OpenAI présente GPT-Rosalind, un modèle de raisonnement spécialisé pour la biologie, la découverte de médicaments et la médecine translationnelle. Il constitue le premier volet d’une série de modèles sciences de la vie qu’OpenAI entend développer.

Un modèle taillé pour les travaux scientifiques complexes
Les modèles généralistes traitent mal les raisonnements multi-étapes propres à la recherche biomédicale. GPT-Rosalind a été optimisé pour combler ce manque sur des tâches précises : identification et validation de cibles thérapeutiques, interprétation génomique, analyse de voies biologiques, synthèse de littérature scientifique, génération d’hypothèses et planification expérimentale. Il intègre également une compréhension approfondie de la chimie et de l’ingénierie des protéines, et peut mobiliser des outils et bases de données scientifiques dans un même flux de travail.

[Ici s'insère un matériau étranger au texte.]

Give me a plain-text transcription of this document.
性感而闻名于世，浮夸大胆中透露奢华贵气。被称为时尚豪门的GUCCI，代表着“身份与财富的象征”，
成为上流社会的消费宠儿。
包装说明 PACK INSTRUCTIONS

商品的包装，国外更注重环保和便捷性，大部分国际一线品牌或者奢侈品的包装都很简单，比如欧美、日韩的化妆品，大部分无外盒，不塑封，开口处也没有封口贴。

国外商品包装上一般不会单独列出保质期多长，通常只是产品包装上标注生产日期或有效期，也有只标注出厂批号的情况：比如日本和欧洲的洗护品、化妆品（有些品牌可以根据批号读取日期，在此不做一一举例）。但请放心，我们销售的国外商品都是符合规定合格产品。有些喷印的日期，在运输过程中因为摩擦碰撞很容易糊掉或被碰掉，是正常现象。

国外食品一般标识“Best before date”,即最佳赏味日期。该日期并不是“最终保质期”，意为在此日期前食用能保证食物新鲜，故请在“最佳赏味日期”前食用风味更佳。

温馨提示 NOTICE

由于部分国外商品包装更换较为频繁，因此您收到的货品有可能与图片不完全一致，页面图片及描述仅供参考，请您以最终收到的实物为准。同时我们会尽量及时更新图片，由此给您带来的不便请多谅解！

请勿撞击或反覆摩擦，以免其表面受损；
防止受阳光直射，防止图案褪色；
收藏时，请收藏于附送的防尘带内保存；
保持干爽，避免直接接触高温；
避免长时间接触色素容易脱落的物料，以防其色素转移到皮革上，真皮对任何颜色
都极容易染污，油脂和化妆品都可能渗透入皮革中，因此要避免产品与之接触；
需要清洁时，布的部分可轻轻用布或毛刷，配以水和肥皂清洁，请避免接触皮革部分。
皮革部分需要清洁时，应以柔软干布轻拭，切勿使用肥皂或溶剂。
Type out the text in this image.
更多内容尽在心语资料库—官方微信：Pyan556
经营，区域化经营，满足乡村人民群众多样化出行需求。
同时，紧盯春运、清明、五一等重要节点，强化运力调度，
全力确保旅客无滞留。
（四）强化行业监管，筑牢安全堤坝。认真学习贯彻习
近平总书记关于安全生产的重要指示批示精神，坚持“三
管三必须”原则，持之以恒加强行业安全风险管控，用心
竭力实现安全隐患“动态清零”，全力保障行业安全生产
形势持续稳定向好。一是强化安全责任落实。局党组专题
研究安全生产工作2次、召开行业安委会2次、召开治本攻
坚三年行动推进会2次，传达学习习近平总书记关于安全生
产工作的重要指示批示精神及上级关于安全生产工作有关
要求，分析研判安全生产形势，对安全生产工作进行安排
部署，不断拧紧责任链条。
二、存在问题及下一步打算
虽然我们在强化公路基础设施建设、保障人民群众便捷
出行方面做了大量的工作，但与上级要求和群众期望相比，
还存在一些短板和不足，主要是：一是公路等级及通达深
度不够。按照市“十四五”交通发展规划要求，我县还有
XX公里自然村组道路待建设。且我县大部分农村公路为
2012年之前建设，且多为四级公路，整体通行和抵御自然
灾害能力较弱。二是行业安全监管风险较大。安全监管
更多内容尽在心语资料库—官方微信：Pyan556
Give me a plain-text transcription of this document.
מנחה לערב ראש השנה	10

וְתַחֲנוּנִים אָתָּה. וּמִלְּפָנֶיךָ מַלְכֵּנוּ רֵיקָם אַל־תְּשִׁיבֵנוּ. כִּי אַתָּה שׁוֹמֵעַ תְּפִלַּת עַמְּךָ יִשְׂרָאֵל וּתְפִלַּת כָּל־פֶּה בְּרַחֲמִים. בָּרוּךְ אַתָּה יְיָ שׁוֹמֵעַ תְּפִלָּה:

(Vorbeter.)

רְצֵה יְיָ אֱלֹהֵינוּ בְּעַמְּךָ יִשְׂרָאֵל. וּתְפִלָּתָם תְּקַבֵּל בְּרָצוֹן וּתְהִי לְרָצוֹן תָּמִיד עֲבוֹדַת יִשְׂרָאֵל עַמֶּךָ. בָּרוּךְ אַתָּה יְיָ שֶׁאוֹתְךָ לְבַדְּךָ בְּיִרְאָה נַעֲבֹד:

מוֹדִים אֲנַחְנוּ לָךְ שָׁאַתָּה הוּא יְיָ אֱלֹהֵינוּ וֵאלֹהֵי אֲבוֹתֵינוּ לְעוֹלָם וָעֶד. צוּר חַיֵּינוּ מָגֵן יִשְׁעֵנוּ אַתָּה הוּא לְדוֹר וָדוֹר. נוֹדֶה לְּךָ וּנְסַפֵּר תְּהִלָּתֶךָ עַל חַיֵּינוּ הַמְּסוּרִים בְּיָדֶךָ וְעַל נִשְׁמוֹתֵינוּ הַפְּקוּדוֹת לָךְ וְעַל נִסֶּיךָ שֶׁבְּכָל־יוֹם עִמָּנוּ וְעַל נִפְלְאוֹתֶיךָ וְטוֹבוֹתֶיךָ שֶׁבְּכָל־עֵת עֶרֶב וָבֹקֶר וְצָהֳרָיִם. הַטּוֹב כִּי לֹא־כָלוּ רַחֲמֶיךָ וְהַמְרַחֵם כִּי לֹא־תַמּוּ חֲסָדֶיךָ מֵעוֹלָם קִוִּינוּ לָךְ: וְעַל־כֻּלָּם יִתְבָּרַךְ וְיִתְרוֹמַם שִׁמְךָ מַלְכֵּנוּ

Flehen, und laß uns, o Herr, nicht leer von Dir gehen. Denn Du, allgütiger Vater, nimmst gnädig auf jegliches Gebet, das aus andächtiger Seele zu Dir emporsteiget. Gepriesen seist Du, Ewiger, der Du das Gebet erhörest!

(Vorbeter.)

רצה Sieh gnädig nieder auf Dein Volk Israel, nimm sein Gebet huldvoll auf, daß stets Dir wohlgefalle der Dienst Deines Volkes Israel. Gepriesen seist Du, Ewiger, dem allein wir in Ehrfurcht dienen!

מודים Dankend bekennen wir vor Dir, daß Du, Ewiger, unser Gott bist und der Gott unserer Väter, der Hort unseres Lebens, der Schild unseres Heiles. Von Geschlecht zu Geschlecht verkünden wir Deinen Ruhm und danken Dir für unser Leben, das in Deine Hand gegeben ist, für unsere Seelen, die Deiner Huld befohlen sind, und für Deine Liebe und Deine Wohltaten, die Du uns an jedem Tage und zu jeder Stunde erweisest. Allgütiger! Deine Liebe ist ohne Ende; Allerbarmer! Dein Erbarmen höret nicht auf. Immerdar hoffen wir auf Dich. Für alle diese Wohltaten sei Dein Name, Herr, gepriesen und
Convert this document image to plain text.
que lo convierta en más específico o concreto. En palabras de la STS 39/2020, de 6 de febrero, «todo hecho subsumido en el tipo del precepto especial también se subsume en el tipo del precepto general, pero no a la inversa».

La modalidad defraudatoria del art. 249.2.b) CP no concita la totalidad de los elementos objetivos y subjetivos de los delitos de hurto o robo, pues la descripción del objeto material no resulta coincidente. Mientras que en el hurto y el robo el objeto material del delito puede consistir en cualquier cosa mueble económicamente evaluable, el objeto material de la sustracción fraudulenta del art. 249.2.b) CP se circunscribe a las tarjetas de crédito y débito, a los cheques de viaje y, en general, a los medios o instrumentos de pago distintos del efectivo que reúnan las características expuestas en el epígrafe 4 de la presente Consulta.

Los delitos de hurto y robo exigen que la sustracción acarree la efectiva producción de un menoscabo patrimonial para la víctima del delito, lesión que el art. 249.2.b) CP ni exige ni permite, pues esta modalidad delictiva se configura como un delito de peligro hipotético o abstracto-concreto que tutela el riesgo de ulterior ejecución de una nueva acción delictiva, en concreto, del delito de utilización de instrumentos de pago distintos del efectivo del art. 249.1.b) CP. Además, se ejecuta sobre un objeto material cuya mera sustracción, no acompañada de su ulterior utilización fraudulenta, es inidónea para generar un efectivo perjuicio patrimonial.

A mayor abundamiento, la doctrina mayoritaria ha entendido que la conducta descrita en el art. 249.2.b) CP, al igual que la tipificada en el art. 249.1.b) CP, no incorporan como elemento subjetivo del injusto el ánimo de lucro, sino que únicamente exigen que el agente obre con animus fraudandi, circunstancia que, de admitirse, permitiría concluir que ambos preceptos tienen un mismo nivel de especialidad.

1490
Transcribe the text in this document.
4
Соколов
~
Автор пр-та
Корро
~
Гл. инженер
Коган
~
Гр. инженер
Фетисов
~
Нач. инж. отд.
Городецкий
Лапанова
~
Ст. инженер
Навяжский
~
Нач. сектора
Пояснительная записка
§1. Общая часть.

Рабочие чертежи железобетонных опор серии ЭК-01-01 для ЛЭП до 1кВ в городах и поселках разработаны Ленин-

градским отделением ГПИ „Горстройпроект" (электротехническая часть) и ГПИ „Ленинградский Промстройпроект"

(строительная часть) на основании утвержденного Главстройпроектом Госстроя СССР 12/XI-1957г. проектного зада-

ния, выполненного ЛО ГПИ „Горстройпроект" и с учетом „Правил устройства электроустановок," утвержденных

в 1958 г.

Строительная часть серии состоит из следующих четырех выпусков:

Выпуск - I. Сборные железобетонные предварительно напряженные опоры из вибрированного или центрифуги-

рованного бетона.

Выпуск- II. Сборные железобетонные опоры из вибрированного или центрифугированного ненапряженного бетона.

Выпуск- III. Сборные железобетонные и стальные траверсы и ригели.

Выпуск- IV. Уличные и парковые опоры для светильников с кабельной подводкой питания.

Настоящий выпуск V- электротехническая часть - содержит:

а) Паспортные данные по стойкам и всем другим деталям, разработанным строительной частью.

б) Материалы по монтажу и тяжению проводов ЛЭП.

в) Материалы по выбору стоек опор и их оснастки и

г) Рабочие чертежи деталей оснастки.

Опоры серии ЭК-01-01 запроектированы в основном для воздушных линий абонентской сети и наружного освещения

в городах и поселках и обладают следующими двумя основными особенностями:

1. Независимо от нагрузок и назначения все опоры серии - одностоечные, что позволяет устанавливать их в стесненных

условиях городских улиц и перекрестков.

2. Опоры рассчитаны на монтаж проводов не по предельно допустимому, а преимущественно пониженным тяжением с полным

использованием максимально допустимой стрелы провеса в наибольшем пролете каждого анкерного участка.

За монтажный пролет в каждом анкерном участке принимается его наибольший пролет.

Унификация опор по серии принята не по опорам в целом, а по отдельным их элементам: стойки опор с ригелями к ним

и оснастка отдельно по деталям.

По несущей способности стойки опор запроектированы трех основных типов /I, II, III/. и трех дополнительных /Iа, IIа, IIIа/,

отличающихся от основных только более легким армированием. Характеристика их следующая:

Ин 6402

Le contexte justifie l’ambition : aux États-Unis, le développement d’un nouveau médicament prend en moyenne 10 à 15 ans, avec une part considérable du temps absorbée par les seules étapes initiales de sélection de cibles et de planification. OpenAI positionne GPT-Rosalind comme un accélérateur de ces phases préliminaires pour que les équipes de recherche parviennent plus vite à des décisions fondées sur les données.
Sur BixBench, qui simule des tâches réelles de bioinformatique et d’analyse de données, GPT-Rosalind atteint un score Pass@1 de 0,751, le plus élevé parmi les modèles disponibles publiquement. Sur LABBench2, qui évalue la recherche documentaire, l’utilisation de bases de données, la manipulation de séquences et la conception de protocoles, il surpasse GPT-5.4 sur 6 des 11 tâches avec le gain le plus marqué sur la conception de clonage moléculaire.

En collaboration avec Dyno Therapeutics, le modèle a dépassé le 95e percentile des experts humains sur des séquences ARN inédites, un résultat qu’OpenAI cite comme un signal de capacité de raisonnement au-delà des données d’entraînement classiques. Le modèle est nommé en hommage à Rosalind Franklin, scientifique britannique dont les travaux ont été déterminants pour la découverte de la structure en double hélice de l’ADN.
Un plugin Codex et des conditions d’accès strictes
Le déploiement s’effectue via le programme Trusted Access d’OpenAI, réservé aux clients entreprises qualifiés aux États-Unis sur ChatGPT, Codex et l’API. Les organisations accédant au modèle doivent conduire une recherche scientifique légitime d’intérêt public, disposer de systèmes de gouvernance et de conformité appropriés, et garantir que seuls des utilisateurs autorisés accèdent au modèle dans un environnement sécurisé. Les crédits et tokens des clients ne sont pas consommés pendant la période de test. Les premiers partenaires incluent Amgen, Moderna, Novo Nordisk, Nvidia, Allen Institute, Thermo Fisher Scientific, Benchling et l’UCSF.
OpenAI lance simultanément un plugin gratuit pour Codex, connectant les chercheurs à plus de 50 outils et sources de données scientifiques publiques. Les utilisateurs sans accès à GPT-Rosalind peuvent utiliser le plugin seul avec le modèle principal. Sur le plan de la conformité, la plateforme répond aux standards SOC 2 Type 2 et aux exigences HIPAA, avec des contrôles d’accès par rôle et des espaces de travail régulés. OpenAI affirme ne pas s’entraîner sur les données des clients.